For social communication: On Chinese Valentine’s Day May 20, 2015, WeChat noticed a number of its users sent each other 5.20 RMB (about 79 cents) in red envelopes. The numbers 5-2-0 are internet slang for “I love you” in Chinese, hence the 5.20RMB on 5/20. So in 2016, the CEO and Chairman of Tencent, Pony Ma (no relation to Jack Ma), announced on his newsfeed that for that day and that day alone, the limit for each Red Packet that could be received would be raised from 200 RMB to the symbolic 520 RMB. Between midnight and 6pm that day, over 8M Red Packets of that special amount were sent on WeChat ($640M USD).

But here’s the thing: Many people who received the 520 RMB love message replied by sending the exact same amount of money back to the original sender — so for many couples, no money was really sent. These were love greetings, this was money as a message. Even though the money exchanged netted out in this case, long term, this kind of contrived-slash-emergent social behavior is more important for WeChat because it gives users an entirely new way to engage and communicate with each other.

*   *   *

Largely driven by its digital wallet — which in turn was significantly driven by Red Packets — Tencent today averages over 500M transactions a day (on the combined WeChat and its other Mobile QQ chat platforms). Note that many of these “transactions” are really just small monetary amounts gifted for purposes of social or symbolic communication, which is why it’s sometimes misleading to focus only on the volume of transactions as opposed to the amount transacted.

For example, the chart below treats Red Packet micropayments and big purchases visually equally when in reality, Alipay’s purchase related market share (which includes Alibaba Taobao/Tmall transactions) is 2-3X the size of Tencent’s.

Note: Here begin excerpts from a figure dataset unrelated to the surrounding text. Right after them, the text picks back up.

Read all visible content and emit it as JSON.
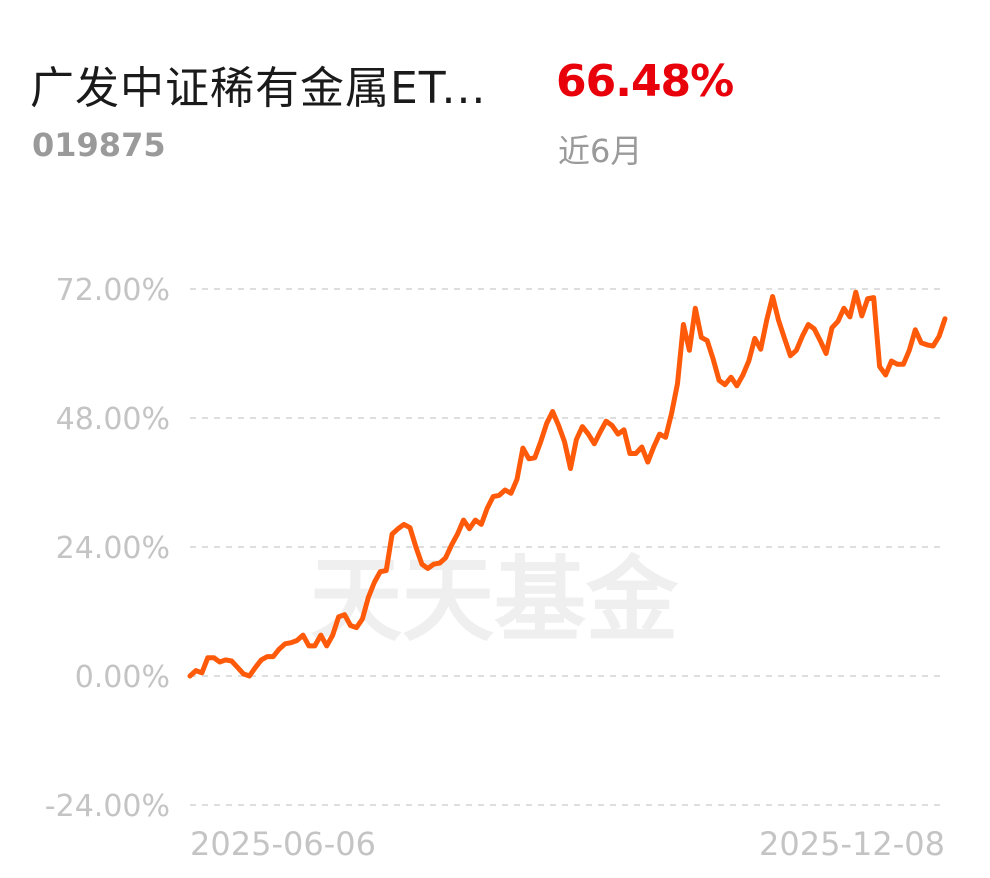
{
  "header": {
    "fund_name": "广发中证稀有金属ET...",
    "fund_code": "019875",
    "return_value": "66.48%",
    "return_period": "近6月"
  },
  "watermark": "天天基金",
  "colors": {
    "line": "#ff5a0a",
    "return": "#e8000b",
    "grid": "#dedede",
    "tick_text": "#c4c4c4",
    "watermark": "#efefef"
  },
  "chart_data": {
    "type": "line",
    "title": "",
    "xlabel": "",
    "ylabel": "",
    "ylim": [
      -24,
      72
    ],
    "yticks": [
      72,
      48,
      24,
      0,
      -24
    ],
    "ytick_labels": [
      "72.00%",
      "48.00%",
      "24.00%",
      "0.00%",
      "-24.00%"
    ],
    "x_range": [
      "2025-06-06",
      "2025-12-08"
    ],
    "xtick_labels": [
      "2025-06-06",
      "2025-12-08"
    ],
    "grid": true,
    "legend": "none",
    "series": [
      {
        "values": [
          0.0,
          1.0,
          0.6,
          3.4,
          3.4,
          2.6,
          3.0,
          2.8,
          1.6,
          0.4,
          0.0,
          1.6,
          3.0,
          3.6,
          3.6,
          5.0,
          6.0,
          6.2,
          6.6,
          7.6,
          5.6,
          5.6,
          7.6,
          5.6,
          7.6,
          11.0,
          11.4,
          9.4,
          9.0,
          10.6,
          14.6,
          17.4,
          19.4,
          19.6,
          26.4,
          27.4,
          28.2,
          27.6,
          24.0,
          20.8,
          20.0,
          20.8,
          21.0,
          22.0,
          24.4,
          26.4,
          29.0,
          27.4,
          29.0,
          28.2,
          31.2,
          33.4,
          33.6,
          34.6,
          34.0,
          36.6,
          42.4,
          40.4,
          40.6,
          43.6,
          47.0,
          49.2,
          46.6,
          43.6,
          38.6,
          44.0,
          46.4,
          45.0,
          43.2,
          45.4,
          47.4,
          46.6,
          45.0,
          45.8,
          41.4,
          41.4,
          42.6,
          39.8,
          42.6,
          45.0,
          44.4,
          48.8,
          54.4,
          65.4,
          60.6,
          68.4,
          63.0,
          62.4,
          59.0,
          55.0,
          54.2,
          55.6,
          54.0,
          56.0,
          58.6,
          62.8,
          60.8,
          66.2,
          70.6,
          66.2,
          62.8,
          59.6,
          60.6,
          63.2,
          65.4,
          64.6,
          62.4,
          60.0,
          64.8,
          66.0,
          68.4,
          66.8,
          71.4,
          67.0,
          70.2,
          70.4,
          57.6,
          56.0,
          58.6,
          58.0,
          58.0,
          60.6,
          64.4,
          62.0,
          61.6,
          61.4,
          63.2,
          66.48
        ]
      }
    ]
  }
}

WeChat thus appears to be #1 in payments but it is leading in volume of red envelope transactions (which indeed could lead to higher payment transaction market share in future, but isn’t the case now). Money has now become a message, so it’s now common for people to send even casual greetings accompanied by small amounts of money (often lucky number 8 RMB, which is about 1USD).

WeChat initially launched Red Packets as a mobile web experience and it was only after they saw the dramatic uptake in 2015 that they included the feature in their native app. Red Packets remind us that no company is too large, and no product too dominant, to not continually experiment and search for network growth hacks.